Inspired by Ram Mohan Roy and other reformers. Mainly pushed for independence from British control, but the adoption of Western practices and the end of Indian traditions (such as sati). The Congress drew largely from Englightenment thought, which was ascertained from European universities. The Congress joined with the All-India Muslim League in 1916.

1894-1895: Sino-Japanese War

1894 - 1895

Japan had great interest in Korea and when anti-foreign rebellion broke out, China tried to reassert authority over Korea. Japan wouldn’t have any of this and defeated Chinese troops and within a few months Japan had taken Korea, along with taiwan and other territories.

1898-1899: Spanish-Cuban-American War

1898 - 1899

The Spanish were treating the Cubans harshly and the Americans intervened. When the USS Maine exploded, the US declared war on Spain. The Americans won within a month, and acquired Cuba, Puerto Rico, Guam, and the Philippines. The latter revolted against the US because they believed that they gained their independence after the war. The US eventually took back control.

1900: Boxer Rebellion


Supported by Dowager Cixi, the Boxers (Society of Righteous and Harmonious Fists) fought to get rid China of foreign devils. They believed that European weapons wouldn’t harm them, so they were easily defeated by the Europeans. After this, China was forced to allow foreign troops to station in China.

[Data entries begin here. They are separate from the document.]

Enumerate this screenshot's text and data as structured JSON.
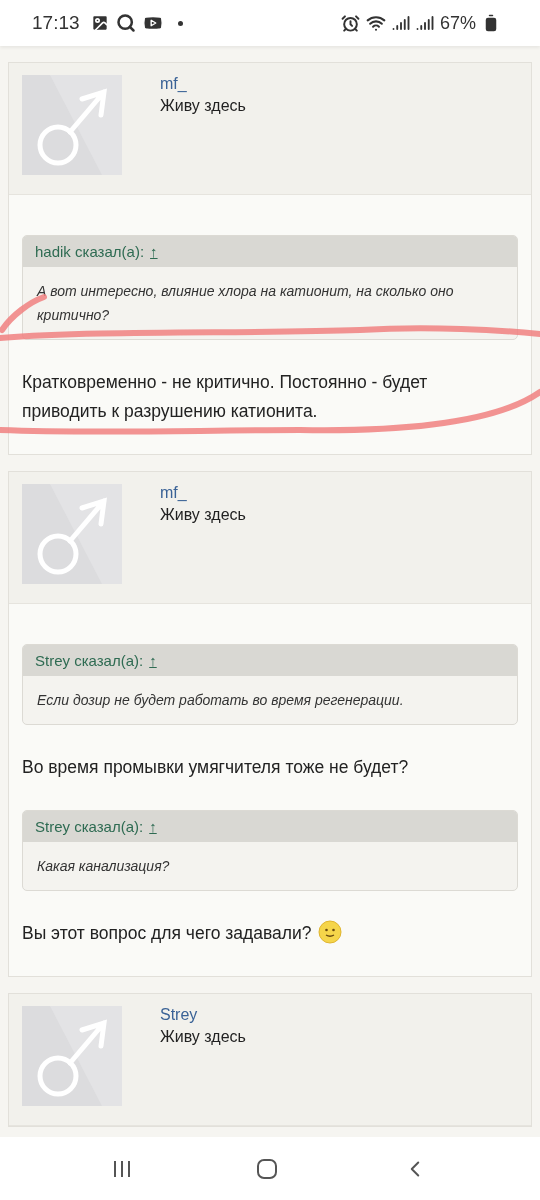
{
  "status_bar": {
    "time": "17:13",
    "battery": "67%"
  },
  "posts": [
    {
      "author": "mf_",
      "user_title": "Живу здесь",
      "blocks": [
        {
          "kind": "quote",
          "author": "hadik сказал(а):",
          "link": "↑",
          "text": "А вот интересно, влияние хлора на катионит, на сколько оно критично?"
        },
        {
          "kind": "text",
          "text": "Кратковременно - не критично. Постоянно - будет приводить к разрушению катионита."
        }
      ]
    },
    {
      "author": "mf_",
      "user_title": "Живу здесь",
      "blocks": [
        {
          "kind": "quote",
          "author": "Strey сказал(а):",
          "link": "↑",
          "text": "Если дозир не будет работать во время регенерации."
        },
        {
          "kind": "text",
          "text": "Во время промывки умягчителя тоже не будет?"
        },
        {
          "kind": "quote",
          "author": "Strey сказал(а):",
          "link": "↑",
          "text": "Какая канализация?"
        },
        {
          "kind": "text_smiley",
          "text": "Вы этот вопрос для чего задавали?"
        }
      ]
    },
    {
      "author": "Strey",
      "user_title": "Живу здесь"
    }
  ],
  "annotation": {
    "kind": "freehand_loop"
  }
}
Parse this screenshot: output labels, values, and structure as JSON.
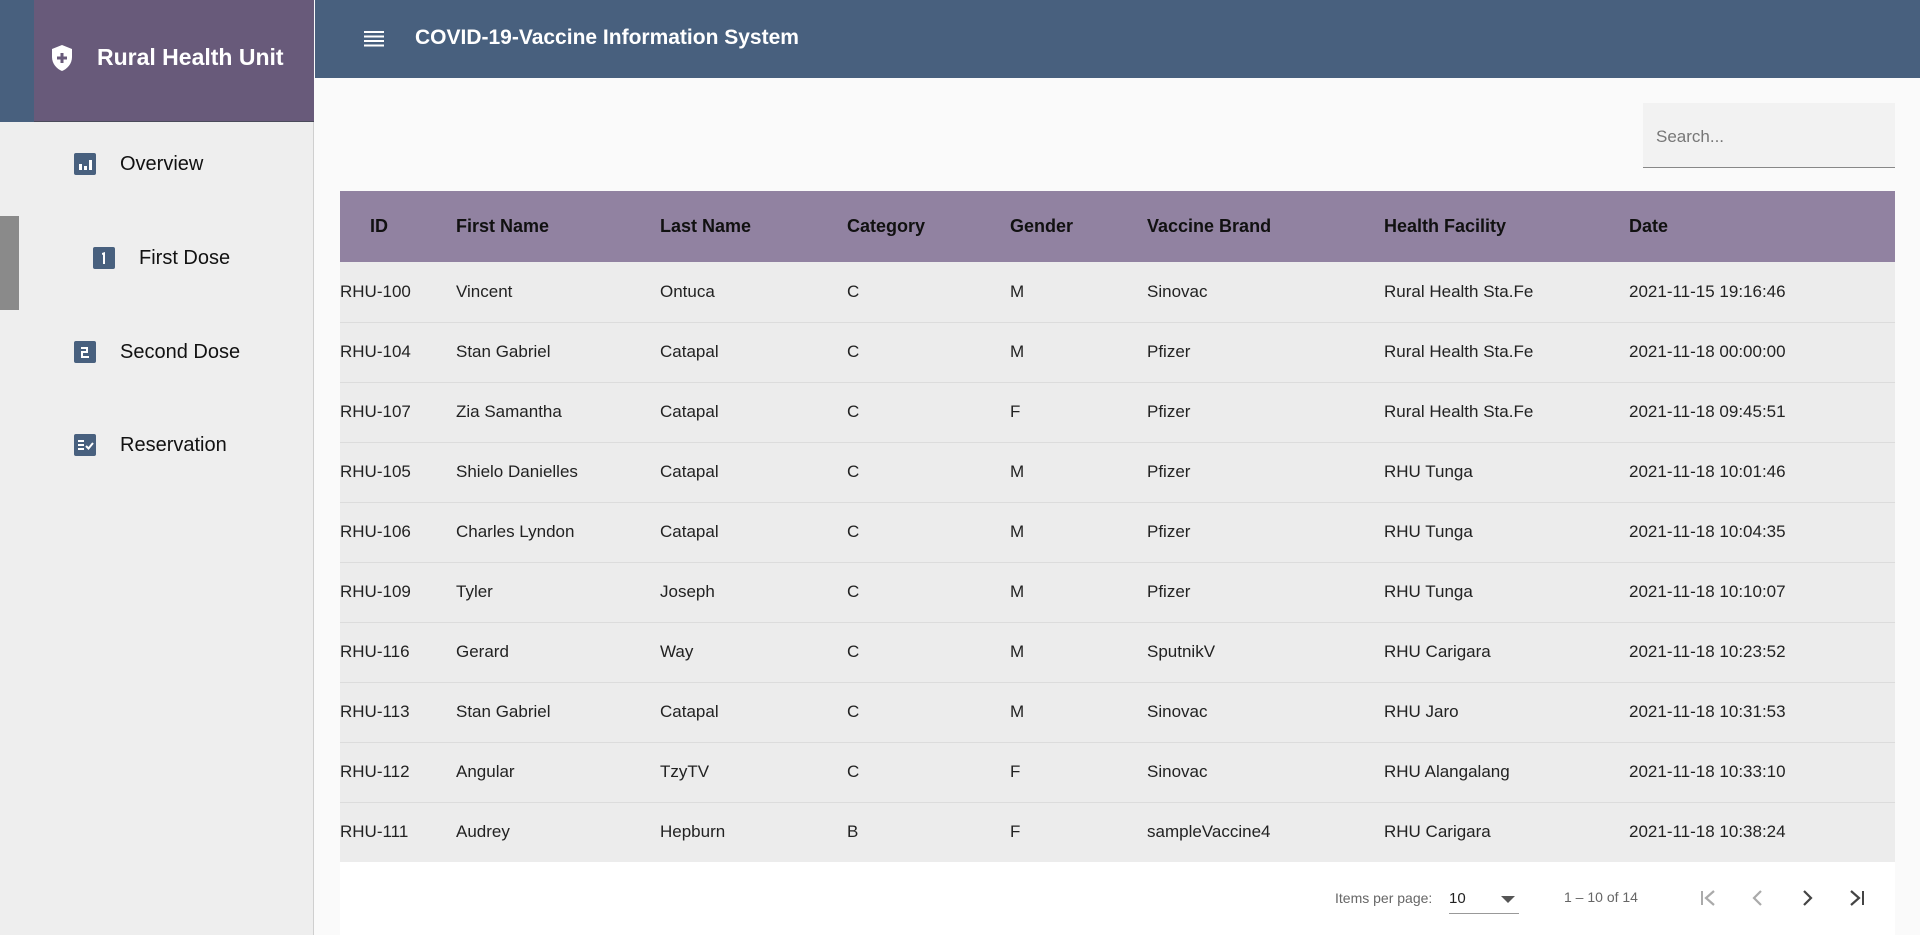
{
  "sidebar": {
    "brand_title": "Rural Health Unit",
    "items": [
      {
        "label": "Overview",
        "icon": "chart-icon"
      },
      {
        "label": "First Dose",
        "icon": "number-one-icon"
      },
      {
        "label": "Second Dose",
        "icon": "number-two-icon"
      },
      {
        "label": "Reservation",
        "icon": "checklist-icon"
      }
    ]
  },
  "header": {
    "title": "COVID-19-Vaccine Information System"
  },
  "search": {
    "placeholder": "Search..."
  },
  "table": {
    "columns": [
      "ID",
      "First Name",
      "Last Name",
      "Category",
      "Gender",
      "Vaccine Brand",
      "Health Facility",
      "Date"
    ],
    "rows": [
      [
        "RHU-100",
        "Vincent",
        "Ontuca",
        "C",
        "M",
        "Sinovac",
        "Rural Health Sta.Fe",
        "2021-11-15 19:16:46"
      ],
      [
        "RHU-104",
        "Stan Gabriel",
        "Catapal",
        "C",
        "M",
        "Pfizer",
        "Rural Health Sta.Fe",
        "2021-11-18 00:00:00"
      ],
      [
        "RHU-107",
        "Zia Samantha",
        "Catapal",
        "C",
        "F",
        "Pfizer",
        "Rural Health Sta.Fe",
        "2021-11-18 09:45:51"
      ],
      [
        "RHU-105",
        "Shielo Danielles",
        "Catapal",
        "C",
        "M",
        "Pfizer",
        "RHU Tunga",
        "2021-11-18 10:01:46"
      ],
      [
        "RHU-106",
        "Charles Lyndon",
        "Catapal",
        "C",
        "M",
        "Pfizer",
        "RHU Tunga",
        "2021-11-18 10:04:35"
      ],
      [
        "RHU-109",
        "Tyler",
        "Joseph",
        "C",
        "M",
        "Pfizer",
        "RHU Tunga",
        "2021-11-18 10:10:07"
      ],
      [
        "RHU-116",
        "Gerard",
        "Way",
        "C",
        "M",
        "SputnikV",
        "RHU Carigara",
        "2021-11-18 10:23:52"
      ],
      [
        "RHU-113",
        "Stan Gabriel",
        "Catapal",
        "C",
        "M",
        "Sinovac",
        "RHU Jaro",
        "2021-11-18 10:31:53"
      ],
      [
        "RHU-112",
        "Angular",
        "TzyTV",
        "C",
        "F",
        "Sinovac",
        "RHU Alangalang",
        "2021-11-18 10:33:10"
      ],
      [
        "RHU-111",
        "Audrey",
        "Hepburn",
        "B",
        "F",
        "sampleVaccine4",
        "RHU Carigara",
        "2021-11-18 10:38:24"
      ]
    ]
  },
  "paginator": {
    "items_per_page_label": "Items per page:",
    "items_per_page_value": "10",
    "range_label": "1 – 10 of 14"
  },
  "colors": {
    "header": "#48607e",
    "brand": "#685a7a",
    "table_header": "#9182a1",
    "sidebar": "#eeeeee"
  }
}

1904-1905: Russo-Japanese War

1904 - 1905

This war disputed control over the Liaodong peninsula, Korea, and Manchuria. The Japanese navy easily defeated the Russian fleet. The defeat of Russia signified Japan’s strength as an imperialistic nation as well as exposed Russia’s inferiority.

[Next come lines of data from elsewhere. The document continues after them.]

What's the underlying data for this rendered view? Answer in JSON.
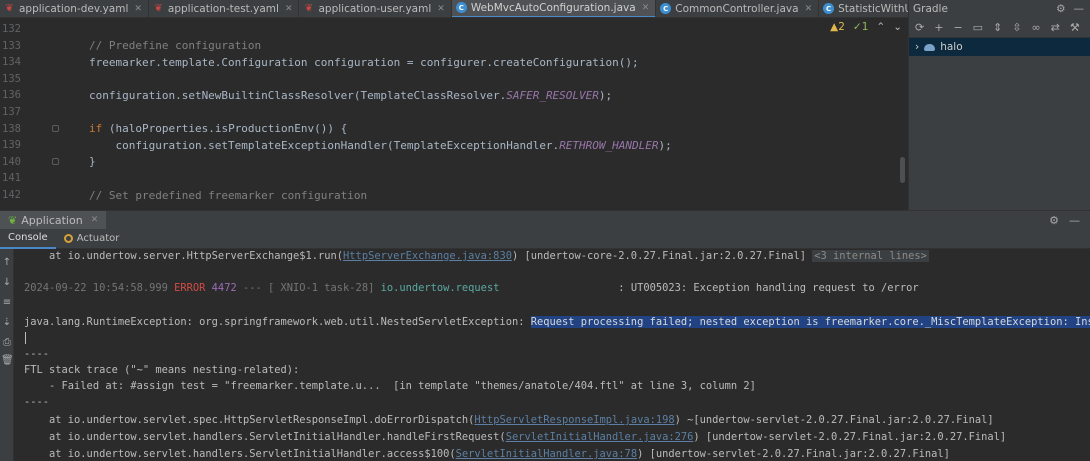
{
  "tabs": [
    {
      "label": "application-dev.yaml",
      "kind": "yaml",
      "active": false
    },
    {
      "label": "application-test.yaml",
      "kind": "yaml",
      "active": false
    },
    {
      "label": "application-user.yaml",
      "kind": "yaml",
      "active": false
    },
    {
      "label": "WebMvcAutoConfiguration.java",
      "kind": "java",
      "active": true
    },
    {
      "label": "CommonController.java",
      "kind": "java",
      "active": false
    },
    {
      "label": "StatisticWithUserDTO.java",
      "kind": "java",
      "active": false
    }
  ],
  "inspections": {
    "warnings": "▲2",
    "weak": "✓1"
  },
  "editor": {
    "lines": [
      {
        "num": "132",
        "html": ""
      },
      {
        "num": "133",
        "code": "        // Predefine configuration",
        "cls": "cmt"
      },
      {
        "num": "134",
        "code": "        freemarker.template.Configuration configuration = configurer.createConfiguration();"
      },
      {
        "num": "135",
        "code": ""
      },
      {
        "num": "136",
        "code": "        configuration.setNewBuiltinClassResolver(TemplateClassResolver.",
        "suffix_italic": "SAFER_RESOLVER",
        "suffix": ");"
      },
      {
        "num": "137",
        "code": ""
      },
      {
        "num": "138",
        "kw": "        if ",
        "code": "(haloProperties.isProductionEnv()) {"
      },
      {
        "num": "139",
        "code": "            configuration.setTemplateExceptionHandler(TemplateExceptionHandler.",
        "suffix_italic": "RETHROW_HANDLER",
        "suffix": ");"
      },
      {
        "num": "140",
        "code": "        }"
      },
      {
        "num": "141",
        "code": ""
      },
      {
        "num": "142",
        "code": "        // Set predefined freemarker configuration",
        "cls": "cmt"
      }
    ]
  },
  "gradle": {
    "title": "Gradle",
    "project": "halo"
  },
  "run": {
    "app_label": "Application",
    "tabs": [
      "Console",
      "Actuator"
    ]
  },
  "console": {
    "l1_prefix": "    at io.undertow.server.HttpServerExchange$1.run(",
    "l1_link": "HttpServerExchange.java:830",
    "l1_mid": ") [undertow-core-2.0.27.Final.jar:2.0.27.Final]",
    "l1_badge": "<3 internal lines>",
    "l2_time": "2024-09-22 10:54:58.999 ",
    "l2_level": "ERROR",
    "l2_pid": " 4472",
    "l2_thread": " --- [ XNIO-1 task-28] ",
    "l2_logger": "io.undertow.request",
    "l2_msg": "                   : UT005023: Exception handling request to /error",
    "l3_prefix": "java.lang.RuntimeException: org.springframework.web.util.NestedServletException: ",
    "l3_sel": "Request processing failed; nested exception is freemarker.core._MiscTemplateException: Instantia",
    "l4": "----",
    "l5": "FTL stack trace (\"~\" means nesting-related):",
    "l6": "    - Failed at: #assign test = \"freemarker.template.u...  [in template \"themes/anatole/404.ftl\" at line 3, column 2]",
    "l7": "----",
    "l8_prefix": "    at io.undertow.servlet.spec.HttpServletResponseImpl.doErrorDispatch(",
    "l8_link": "HttpServletResponseImpl.java:198",
    "l8_suffix": ") ~[undertow-servlet-2.0.27.Final.jar:2.0.27.Final]",
    "l9_prefix": "    at io.undertow.servlet.handlers.ServletInitialHandler.handleFirstRequest(",
    "l9_link": "ServletInitialHandler.java:276",
    "l9_suffix": ") [undertow-servlet-2.0.27.Final.jar:2.0.27.Final]",
    "l10_prefix": "    at io.undertow.servlet.handlers.ServletInitialHandler.access$100(",
    "l10_link": "ServletInitialHandler.java:78",
    "l10_suffix": ") [undertow-servlet-2.0.27.Final.jar:2.0.27.Final]"
  }
}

1904-1914: Construction of the Panama Canal

1904 - 1914

Panama becomes an independent country with the help of President Theodore Roosevelt. Because of America’s support, they were given the authority to construct the canal, which greatly aided transportation and communication. It also allowed for the Monroe Doctrine and the Roosevelt Corollary to be exercised more easily in the Western Hemisphere.

1905: Russian Revolution


Workers marched to the Winter Palace in St. Petersburg for political concessions, but the government troops open fired, killing 130 workers. This Bloody Sunday Massacre instigated mass peasant uprising as well as prompted urban workers to create soviets that organized strikes and negotiated with employers. The fiasco forced Nicholas to make concessions in the end, creating the Duma, which lacked power. insurrections continued for several years.

1908-1918: Young Turk Era

1908 - 1918

Ottoman sultans were just figureheads in this era. This era saw reforms, but the maintenance of Turkish hegemony. The Young Turks sought to make Turkish the official language even though the empire composed of Arabic and Slavic speaking peoples. The reforms of the Young Turks spurred conflicts between the Turkish and the non Turkish members of the Empire. The Ottoman empire continued to decline despite the efforts of the Young Turks.

1910-1920: Mexican Revolution

1910 - 1920

Middle class Mexicans, peasants, and workers, led by Emiliano Zapata and Francisco Villa, join to overthrow the dictator Porfirio Diaz. The rebels gained large popularity but were not able to successfully take over many cities. The revolution ended with the Mexican Constitution of 1917 which addressed many of the concerns that the rebels had, such as land redistribution.